C.M. Sennott
Charles M. Sennott, the Executive Editor and Vice President of GlobalPost, is an award-winning journalist and author with a distinguished career in international reporting for both print and...
Obama needs to do his homework on Israel-Palestine
In the realms of the Middle East, to hold a snap Israeli-Palestinian summit like this one on the eve of the U.N. General Assembly is the grade-school equivalent to staying up late watching David Letterman and trying to do your homework on the bus.
You can get away with it once or twice, but it will catch up to you.
Next thing you know a war will break out between the two sides and this administration will be saying the dog ate my homework.
President Obama set the Middle East as a top priority during the campaign. He determinedly set himself a part from President George W. Bush who ignored the conflict and watched it spiral out of control. But in the last year, Obama got, well, a bit distracted by the Great Recession and by a war in Afghanistan that is going south.

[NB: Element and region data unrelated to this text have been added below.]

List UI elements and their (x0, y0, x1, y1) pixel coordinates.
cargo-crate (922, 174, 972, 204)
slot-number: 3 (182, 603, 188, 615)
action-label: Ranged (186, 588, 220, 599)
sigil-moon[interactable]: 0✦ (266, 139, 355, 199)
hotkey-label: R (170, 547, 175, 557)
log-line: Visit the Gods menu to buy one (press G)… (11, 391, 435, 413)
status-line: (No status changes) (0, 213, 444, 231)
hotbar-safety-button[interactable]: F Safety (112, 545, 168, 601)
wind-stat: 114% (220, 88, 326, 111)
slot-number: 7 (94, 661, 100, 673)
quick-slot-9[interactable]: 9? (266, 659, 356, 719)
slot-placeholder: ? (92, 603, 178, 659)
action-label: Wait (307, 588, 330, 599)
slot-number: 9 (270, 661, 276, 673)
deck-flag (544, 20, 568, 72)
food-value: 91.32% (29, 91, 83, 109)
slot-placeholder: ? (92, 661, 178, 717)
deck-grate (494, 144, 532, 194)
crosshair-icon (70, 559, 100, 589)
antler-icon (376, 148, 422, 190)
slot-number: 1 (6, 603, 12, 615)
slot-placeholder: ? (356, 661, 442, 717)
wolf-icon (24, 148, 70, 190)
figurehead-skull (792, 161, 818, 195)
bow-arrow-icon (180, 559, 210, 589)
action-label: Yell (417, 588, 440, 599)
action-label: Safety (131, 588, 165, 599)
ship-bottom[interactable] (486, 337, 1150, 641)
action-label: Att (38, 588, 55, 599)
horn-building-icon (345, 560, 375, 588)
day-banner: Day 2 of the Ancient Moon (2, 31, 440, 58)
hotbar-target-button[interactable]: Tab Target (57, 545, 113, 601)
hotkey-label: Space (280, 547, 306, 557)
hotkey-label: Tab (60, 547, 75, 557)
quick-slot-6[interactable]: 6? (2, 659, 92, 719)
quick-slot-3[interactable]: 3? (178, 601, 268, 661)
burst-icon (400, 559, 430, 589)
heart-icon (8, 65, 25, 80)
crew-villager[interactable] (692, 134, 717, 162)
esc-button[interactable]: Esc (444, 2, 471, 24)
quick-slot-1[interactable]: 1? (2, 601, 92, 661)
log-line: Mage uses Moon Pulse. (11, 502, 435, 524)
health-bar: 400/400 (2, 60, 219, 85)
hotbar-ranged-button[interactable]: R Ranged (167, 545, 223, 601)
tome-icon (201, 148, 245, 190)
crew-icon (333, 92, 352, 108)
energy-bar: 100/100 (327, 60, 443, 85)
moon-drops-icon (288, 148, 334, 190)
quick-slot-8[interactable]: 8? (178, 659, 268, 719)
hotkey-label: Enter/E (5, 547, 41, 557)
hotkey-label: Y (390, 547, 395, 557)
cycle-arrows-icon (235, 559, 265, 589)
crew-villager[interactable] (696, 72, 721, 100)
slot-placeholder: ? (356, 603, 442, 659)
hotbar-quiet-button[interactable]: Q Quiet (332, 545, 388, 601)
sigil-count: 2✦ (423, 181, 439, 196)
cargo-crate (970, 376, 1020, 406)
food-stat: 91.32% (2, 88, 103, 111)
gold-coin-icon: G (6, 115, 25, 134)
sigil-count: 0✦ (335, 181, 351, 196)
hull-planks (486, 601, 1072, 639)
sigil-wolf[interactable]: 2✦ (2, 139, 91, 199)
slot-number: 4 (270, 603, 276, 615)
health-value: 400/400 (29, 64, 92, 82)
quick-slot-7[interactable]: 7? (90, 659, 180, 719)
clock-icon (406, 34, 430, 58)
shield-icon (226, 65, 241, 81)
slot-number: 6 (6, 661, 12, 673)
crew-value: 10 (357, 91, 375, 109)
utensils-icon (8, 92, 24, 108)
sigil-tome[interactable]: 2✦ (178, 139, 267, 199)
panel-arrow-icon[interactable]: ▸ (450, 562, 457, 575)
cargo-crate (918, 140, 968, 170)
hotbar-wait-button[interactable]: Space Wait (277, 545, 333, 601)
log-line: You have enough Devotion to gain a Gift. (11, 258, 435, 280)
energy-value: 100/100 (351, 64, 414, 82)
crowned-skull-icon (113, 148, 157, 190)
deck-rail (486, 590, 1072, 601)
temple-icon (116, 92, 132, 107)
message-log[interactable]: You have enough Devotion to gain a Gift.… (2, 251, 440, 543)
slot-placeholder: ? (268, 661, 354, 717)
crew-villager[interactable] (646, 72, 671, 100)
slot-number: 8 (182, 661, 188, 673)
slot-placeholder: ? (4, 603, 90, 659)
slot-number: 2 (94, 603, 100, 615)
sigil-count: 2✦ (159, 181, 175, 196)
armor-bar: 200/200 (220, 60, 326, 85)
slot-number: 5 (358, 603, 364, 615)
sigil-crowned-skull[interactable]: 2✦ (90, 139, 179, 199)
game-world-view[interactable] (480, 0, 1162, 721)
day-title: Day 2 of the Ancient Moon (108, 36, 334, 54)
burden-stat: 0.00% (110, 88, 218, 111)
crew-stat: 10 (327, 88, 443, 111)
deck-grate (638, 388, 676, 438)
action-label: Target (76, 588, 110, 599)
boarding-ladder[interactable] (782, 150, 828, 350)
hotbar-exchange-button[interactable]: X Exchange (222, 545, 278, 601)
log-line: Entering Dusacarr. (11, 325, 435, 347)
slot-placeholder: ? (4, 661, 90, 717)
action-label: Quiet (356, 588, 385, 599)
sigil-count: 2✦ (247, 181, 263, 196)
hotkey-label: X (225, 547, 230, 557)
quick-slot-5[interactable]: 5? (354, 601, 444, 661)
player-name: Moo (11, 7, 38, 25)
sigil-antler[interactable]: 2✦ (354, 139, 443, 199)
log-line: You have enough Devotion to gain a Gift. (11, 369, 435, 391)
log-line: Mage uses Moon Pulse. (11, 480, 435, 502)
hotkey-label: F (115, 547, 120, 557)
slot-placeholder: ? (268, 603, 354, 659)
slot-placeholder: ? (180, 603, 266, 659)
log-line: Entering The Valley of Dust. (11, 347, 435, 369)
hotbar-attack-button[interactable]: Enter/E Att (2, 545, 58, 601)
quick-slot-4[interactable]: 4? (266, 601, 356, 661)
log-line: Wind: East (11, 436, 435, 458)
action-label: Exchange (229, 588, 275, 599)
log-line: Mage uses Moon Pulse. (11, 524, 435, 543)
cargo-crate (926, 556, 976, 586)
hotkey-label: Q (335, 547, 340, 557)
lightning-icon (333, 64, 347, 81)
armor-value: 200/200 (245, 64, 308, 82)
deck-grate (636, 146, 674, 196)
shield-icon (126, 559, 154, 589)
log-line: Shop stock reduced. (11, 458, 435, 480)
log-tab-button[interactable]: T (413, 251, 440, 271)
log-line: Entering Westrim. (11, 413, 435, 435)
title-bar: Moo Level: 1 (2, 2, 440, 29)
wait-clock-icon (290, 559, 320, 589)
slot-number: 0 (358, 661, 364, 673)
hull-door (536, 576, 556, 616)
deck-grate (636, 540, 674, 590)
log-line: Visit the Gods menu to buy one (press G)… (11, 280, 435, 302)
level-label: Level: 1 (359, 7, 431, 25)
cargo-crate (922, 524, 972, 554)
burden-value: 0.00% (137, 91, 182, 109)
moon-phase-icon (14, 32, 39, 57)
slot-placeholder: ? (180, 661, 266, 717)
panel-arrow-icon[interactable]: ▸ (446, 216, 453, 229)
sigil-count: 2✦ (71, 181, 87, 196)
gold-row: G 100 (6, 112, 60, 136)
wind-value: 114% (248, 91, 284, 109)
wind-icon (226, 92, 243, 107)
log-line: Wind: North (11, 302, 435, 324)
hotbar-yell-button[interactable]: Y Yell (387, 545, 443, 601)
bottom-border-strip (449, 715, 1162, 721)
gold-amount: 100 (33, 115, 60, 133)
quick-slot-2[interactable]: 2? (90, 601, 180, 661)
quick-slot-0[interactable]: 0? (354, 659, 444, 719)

So it is understandable that he is a bit late to the bargaining table with Israeli Prime Minister Benjamin Netanyahu and Palestinian Authority leader Mahmoud Abbas.
But the president is delusional if he thinks that Tuesday's gathering will have any impact. And he is staying up too late watching himself on the “Late Show” if he thinks he can throw the two sides together and proclaim any progress. Pulling them together, as Obama did Tuesday, to reluctantly shake hands with forced smiles is not a step forward, but a step backward.
There are very tough issues to confront in Israel-Palestine — particularly the expansion of Jewish settlements and the still simmering divisions between Palestinian Hamas in Gaza and the Palestinian Authority in the West Bank — and they deserve more focused attention.
For this assignment, President Obama gets a C-minus.